I have merged all the topics with questions on MATH SL into this.-Maha

Hi im doing math SL and recently we have covered the second derivitaive in finding stationary points after already being able to do the same thing without the second derivative

More specifically, we found whether the points where maximum or minimum or points of inflection by plugging in numbers (ie if both sides are negative then it is an inflection, if one side is positive and the next negative then it is a maximum)

After this we learnt that if the second derivative < 0 then the point is a maximum and >0 it is a minimum.

I was just wondering, what is the point in learning this if we can just the first method without the second derivative to find maximums, minimums and points of inflection it just seems like a bit of a waste of time.... can anyone explain? Is it just to check or something?

[Mahuta ♥]

Second derivative, when finding stationary points are much more straight foreward and you have almost no chance in going wrong.

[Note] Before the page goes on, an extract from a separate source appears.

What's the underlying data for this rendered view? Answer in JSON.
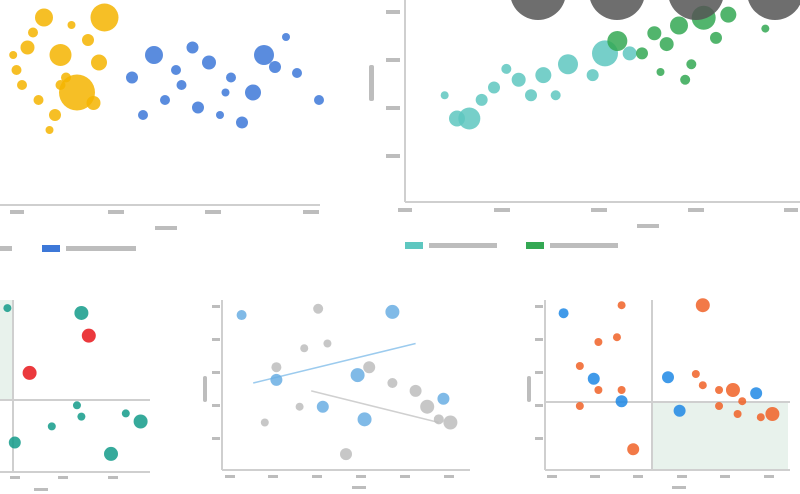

In the IBquestion, you are usually asked to find f''(x) (second derivative) then asked to find a stationary point, it was delibertly put in that order so that you can use the2nd derivative to immediatly come up with the answer.

I personally find it easier, as i can just find the second derivative put the values x and see if its negative or positive, or zero.

According to my teacher, your first way is just a preparation for the second. And if you have time in the exam, yuo can use it as a checking.

I have done alot of quizzes on this and my mock, and always found that second derivative usage is much easier. In fact, you dont need to use anything for paper 2, just use your GDC.

[Hyperbole]

There is also the thing where you may end up putting in values that are too far from the stationary points when you do it with the first derivative and the slopes. I did that once: we had a narrow parabola in a polynomial, but no illustration of it, and I just took the x value for the stationary point plus and minus one. It didn't work...

I sort of fail at explaining it right now (yay mocks), but maybe you get the picture? As long as the second derivative is either negative or positive, you can be certain that you have the right result.

[Tarz]

I have a calculus test on Tuesday. I've basically not done anything for the past 1 month. What's the best way to learn integration really fast? The teacher only gave us photocopies of some questions. He never gave us the book because he didn't have enough of them. Is there some software that can test my integration skills or teach me how to do it?

[moneyfaery]

You can differentiate, yes? Then just learning to recognize the integrals and practicing. Do all those questions first and also learn substitution and integration by parts.